En este sentido, a la hora de guiar la atención del espectador de forma precisa y delicada, los magos son verdaderos maestros. Tanto es así que llevando la mirada de quien observa de un estímulo a otro, son capaces de esconder lo evidente y crear un efecto de ilusión encima de una trampa. Entre las múltiples estrategias que atesoran para captar la atención, hay una especialmente interesante. Se trata de generar un diálogo interno en el espectador para distraerlo e impedirle cazar el engaño. El mago le hace una pregunta anodina al espectador, y mientras éste busca respuesta entre sus pensamientos, el mago aprovecha su distracción para preparar el truco que nadie puede ver. «Porque tú cuando tienes hambre, comes ¿verdad?» Es lo que los neurólogos llaman atención endógena, una atención que se orienta a lo que sucede piel para adentro.

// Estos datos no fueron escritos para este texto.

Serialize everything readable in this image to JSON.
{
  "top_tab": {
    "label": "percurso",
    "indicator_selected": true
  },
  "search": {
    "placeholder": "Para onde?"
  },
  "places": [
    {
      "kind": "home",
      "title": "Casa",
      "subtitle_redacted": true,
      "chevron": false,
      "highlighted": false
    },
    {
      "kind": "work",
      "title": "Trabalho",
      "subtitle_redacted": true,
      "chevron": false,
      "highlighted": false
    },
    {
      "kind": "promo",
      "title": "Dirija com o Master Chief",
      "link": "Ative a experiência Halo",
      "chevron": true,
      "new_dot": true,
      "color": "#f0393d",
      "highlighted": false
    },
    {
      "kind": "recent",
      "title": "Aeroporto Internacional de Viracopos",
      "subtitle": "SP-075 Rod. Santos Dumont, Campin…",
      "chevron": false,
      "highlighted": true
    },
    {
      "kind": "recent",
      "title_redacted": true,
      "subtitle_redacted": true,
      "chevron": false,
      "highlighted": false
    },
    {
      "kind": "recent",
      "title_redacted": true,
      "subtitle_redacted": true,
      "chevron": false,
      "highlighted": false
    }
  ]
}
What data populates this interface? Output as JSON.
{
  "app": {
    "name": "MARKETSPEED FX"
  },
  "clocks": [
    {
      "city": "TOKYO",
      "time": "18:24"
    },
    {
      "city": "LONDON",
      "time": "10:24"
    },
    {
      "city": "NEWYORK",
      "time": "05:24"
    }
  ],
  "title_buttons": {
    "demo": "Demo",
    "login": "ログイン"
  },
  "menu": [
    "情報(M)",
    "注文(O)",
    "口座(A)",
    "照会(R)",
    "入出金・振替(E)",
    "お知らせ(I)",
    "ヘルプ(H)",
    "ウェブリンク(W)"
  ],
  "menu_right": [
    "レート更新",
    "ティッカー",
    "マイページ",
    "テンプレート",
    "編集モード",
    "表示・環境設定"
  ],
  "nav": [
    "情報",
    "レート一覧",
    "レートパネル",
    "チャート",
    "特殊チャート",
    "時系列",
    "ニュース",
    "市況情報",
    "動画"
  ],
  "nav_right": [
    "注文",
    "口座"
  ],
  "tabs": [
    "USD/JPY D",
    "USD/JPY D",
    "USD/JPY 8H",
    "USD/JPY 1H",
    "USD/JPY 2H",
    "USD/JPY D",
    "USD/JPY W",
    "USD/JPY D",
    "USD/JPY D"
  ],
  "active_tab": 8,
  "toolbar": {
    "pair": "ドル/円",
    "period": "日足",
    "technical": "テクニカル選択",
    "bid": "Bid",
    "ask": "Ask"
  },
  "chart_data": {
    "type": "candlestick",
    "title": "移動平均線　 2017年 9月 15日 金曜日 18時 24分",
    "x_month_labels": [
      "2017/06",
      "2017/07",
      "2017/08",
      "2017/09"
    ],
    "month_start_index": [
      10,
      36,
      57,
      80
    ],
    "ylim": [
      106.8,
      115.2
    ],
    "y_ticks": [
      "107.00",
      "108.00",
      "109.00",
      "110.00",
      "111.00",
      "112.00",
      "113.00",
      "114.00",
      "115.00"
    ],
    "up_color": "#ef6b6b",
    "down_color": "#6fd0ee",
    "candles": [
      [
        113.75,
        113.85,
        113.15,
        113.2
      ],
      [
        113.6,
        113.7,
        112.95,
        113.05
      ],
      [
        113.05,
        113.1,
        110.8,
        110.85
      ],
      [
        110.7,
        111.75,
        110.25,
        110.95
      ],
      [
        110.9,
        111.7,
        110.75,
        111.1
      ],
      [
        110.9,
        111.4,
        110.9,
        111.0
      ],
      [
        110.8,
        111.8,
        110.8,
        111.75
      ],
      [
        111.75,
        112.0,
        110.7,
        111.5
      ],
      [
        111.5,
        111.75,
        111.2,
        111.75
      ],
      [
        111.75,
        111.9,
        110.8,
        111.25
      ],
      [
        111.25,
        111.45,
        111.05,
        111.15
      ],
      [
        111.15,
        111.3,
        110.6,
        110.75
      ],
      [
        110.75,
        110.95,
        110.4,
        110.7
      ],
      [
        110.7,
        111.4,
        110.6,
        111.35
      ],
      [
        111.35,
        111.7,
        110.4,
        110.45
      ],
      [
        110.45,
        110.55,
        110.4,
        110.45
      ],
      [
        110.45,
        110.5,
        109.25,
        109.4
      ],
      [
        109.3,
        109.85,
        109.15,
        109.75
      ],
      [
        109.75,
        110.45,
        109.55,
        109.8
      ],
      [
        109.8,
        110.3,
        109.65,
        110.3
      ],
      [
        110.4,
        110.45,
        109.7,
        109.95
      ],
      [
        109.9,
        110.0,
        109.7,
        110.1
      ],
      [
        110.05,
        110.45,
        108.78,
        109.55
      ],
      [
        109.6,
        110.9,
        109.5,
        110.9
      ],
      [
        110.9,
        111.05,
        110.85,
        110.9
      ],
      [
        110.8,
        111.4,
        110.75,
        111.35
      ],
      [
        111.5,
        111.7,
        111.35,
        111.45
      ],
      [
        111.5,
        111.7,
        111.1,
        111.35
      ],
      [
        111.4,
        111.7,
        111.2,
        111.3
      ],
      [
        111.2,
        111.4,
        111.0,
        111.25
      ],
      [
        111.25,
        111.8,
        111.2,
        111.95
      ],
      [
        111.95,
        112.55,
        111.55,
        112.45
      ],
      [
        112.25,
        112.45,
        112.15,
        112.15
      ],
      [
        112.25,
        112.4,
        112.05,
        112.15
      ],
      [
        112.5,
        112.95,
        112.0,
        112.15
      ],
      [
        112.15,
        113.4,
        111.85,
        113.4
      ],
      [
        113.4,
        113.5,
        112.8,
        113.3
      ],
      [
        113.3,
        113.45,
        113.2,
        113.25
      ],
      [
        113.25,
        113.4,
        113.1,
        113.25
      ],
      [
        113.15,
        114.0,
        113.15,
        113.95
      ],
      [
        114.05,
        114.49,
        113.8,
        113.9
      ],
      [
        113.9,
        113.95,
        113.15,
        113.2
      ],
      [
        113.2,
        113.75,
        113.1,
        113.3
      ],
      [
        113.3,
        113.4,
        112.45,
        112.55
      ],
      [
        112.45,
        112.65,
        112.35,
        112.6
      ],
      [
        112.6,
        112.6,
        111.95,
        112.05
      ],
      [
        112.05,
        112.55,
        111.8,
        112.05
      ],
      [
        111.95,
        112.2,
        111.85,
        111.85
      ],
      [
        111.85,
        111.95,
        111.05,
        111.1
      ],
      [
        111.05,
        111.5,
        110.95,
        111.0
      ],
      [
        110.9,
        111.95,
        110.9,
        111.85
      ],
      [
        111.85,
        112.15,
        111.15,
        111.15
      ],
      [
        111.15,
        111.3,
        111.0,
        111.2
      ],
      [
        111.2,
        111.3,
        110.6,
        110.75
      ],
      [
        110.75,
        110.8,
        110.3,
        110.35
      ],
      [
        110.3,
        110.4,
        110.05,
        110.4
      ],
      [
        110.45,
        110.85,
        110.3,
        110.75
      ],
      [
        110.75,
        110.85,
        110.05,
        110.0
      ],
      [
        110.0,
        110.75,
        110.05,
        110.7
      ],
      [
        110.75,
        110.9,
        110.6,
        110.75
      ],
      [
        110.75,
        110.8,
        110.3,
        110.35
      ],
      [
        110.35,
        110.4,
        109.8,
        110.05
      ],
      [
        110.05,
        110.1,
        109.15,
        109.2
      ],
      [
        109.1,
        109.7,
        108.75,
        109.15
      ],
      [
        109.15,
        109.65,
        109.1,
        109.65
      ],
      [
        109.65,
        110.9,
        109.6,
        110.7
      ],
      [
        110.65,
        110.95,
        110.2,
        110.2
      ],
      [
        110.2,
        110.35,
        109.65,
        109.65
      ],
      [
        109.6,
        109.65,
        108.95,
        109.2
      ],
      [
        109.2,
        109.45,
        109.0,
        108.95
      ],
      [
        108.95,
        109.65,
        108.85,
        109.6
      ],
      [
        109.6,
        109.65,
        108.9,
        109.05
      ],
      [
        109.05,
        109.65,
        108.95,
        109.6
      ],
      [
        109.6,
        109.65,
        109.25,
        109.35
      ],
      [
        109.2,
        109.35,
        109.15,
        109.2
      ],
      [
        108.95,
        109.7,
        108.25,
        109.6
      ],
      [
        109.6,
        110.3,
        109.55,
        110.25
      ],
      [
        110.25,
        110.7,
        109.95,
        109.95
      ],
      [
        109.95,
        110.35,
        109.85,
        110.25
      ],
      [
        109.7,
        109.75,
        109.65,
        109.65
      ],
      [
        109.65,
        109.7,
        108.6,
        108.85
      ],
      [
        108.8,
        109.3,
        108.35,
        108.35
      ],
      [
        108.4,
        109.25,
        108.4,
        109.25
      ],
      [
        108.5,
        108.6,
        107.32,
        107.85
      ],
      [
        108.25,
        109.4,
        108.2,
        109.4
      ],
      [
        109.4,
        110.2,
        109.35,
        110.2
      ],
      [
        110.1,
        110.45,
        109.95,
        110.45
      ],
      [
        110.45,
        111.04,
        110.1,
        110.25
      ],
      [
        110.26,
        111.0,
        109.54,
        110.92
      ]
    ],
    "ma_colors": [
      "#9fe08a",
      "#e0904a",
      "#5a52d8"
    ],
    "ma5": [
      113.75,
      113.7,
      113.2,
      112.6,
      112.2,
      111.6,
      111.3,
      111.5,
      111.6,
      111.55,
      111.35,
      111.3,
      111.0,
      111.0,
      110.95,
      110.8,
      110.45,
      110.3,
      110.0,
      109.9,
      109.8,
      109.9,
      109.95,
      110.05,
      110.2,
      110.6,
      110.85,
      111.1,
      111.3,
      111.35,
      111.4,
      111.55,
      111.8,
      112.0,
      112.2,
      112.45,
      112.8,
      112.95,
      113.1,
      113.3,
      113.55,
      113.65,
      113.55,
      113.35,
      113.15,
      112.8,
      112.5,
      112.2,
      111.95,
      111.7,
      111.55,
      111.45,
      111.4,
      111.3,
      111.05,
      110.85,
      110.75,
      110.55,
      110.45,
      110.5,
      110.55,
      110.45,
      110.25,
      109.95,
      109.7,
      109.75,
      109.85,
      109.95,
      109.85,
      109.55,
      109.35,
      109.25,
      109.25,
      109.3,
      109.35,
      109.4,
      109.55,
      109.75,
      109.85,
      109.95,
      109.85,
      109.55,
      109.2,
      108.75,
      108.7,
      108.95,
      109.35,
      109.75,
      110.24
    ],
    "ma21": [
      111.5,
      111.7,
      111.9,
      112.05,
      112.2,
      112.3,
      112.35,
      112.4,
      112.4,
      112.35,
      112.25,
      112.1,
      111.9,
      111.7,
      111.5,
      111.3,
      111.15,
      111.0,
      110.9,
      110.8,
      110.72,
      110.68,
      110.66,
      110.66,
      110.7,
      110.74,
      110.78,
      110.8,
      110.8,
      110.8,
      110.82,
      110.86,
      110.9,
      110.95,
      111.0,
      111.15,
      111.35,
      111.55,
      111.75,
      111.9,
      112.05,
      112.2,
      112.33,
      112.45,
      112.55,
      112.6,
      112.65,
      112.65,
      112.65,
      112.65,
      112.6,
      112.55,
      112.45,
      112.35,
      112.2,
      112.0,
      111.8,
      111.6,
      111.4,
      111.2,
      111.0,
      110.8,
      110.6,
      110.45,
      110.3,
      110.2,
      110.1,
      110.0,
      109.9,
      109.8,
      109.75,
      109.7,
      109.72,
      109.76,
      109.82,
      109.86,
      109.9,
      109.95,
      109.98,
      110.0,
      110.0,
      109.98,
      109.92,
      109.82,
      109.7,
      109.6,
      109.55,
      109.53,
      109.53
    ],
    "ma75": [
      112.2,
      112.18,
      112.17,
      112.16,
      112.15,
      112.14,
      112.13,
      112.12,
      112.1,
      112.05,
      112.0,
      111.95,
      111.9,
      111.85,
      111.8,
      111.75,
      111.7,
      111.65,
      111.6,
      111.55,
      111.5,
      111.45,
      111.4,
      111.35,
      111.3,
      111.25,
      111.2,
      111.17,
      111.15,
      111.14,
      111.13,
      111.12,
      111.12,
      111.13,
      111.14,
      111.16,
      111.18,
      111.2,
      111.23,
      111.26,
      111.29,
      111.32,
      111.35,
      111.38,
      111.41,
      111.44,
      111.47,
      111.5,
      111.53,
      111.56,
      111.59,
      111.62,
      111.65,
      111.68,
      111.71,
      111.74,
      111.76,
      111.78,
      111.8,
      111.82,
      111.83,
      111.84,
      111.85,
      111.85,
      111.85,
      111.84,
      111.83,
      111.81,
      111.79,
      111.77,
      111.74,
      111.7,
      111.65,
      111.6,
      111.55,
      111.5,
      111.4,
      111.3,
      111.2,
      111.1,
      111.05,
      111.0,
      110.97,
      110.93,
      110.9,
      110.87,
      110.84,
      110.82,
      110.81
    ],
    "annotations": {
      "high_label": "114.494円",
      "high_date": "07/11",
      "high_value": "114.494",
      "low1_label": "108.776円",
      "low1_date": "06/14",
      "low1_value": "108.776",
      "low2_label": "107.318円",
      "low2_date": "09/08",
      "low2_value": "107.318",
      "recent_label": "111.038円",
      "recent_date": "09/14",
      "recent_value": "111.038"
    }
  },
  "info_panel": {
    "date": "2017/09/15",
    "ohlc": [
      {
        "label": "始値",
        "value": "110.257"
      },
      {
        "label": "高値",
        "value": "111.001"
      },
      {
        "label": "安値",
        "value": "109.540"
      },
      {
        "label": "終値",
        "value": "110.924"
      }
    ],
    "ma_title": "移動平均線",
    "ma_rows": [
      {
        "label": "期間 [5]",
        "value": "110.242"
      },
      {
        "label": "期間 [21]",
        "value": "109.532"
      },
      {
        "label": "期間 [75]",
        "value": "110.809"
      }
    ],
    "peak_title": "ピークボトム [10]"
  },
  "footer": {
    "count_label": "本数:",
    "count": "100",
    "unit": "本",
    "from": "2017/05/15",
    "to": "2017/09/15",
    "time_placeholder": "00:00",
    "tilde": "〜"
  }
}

Lo comentado se puede trasladar al espacio compartido que es el hecho escénico. Allí los lugares de tensión a los que se puede conducir la percepción del espectador son múltiples. El foco puede situarse en el mundo interior del actor, en un discurso o en una palabra, en un objeto o una melodía, en una luz o una sombra. Puede incluso, como hacen los magos, situarse dentro del propio espectador. Aunque el cuerpo del espectador permanezca estático y sus ojos sólo miren la escena, su atención es dinámica y multidireccional.
Llegados hasta aquí, se puede decir que la manera en que la atención viaja hacia los diferentes puntos de tensión de un espectáculo, determina su riqueza sensorial. También podría pensarse a la inversa, de forma que si la percepción queda estancada sobre determinados elementos, la atención tiende a caer por diferentes orificios. Si el foco se centra solamente en el espacio y los objetos, la atención cae por el frío. Si está sólo en la palabra, cae por el raciocinio. Si está sólo en el espectador, cae por el pudor y la vergüenza. Si está sólo en el interior del actor, cae por la distancia. Chocamos con una regla inequívoca: cuando algo se ilumina, el resto se apaga. Sería entonces cuestión de organizar qué se enfoca y cuándo, esto es, jugar con la atención del espectador en favor de lo que se le quiere contar. La técnica parece sencilla. Pero sucede que en el hechizo durante el cual el espectador es transportado por un espectáculo, nunca percibe que se le fuerza a cambiar la atención de un lugar a otro. Viaja sin moverse de la butaca. Y por mucho que nos empeñemos, nadie puede alumbrar ese misterio.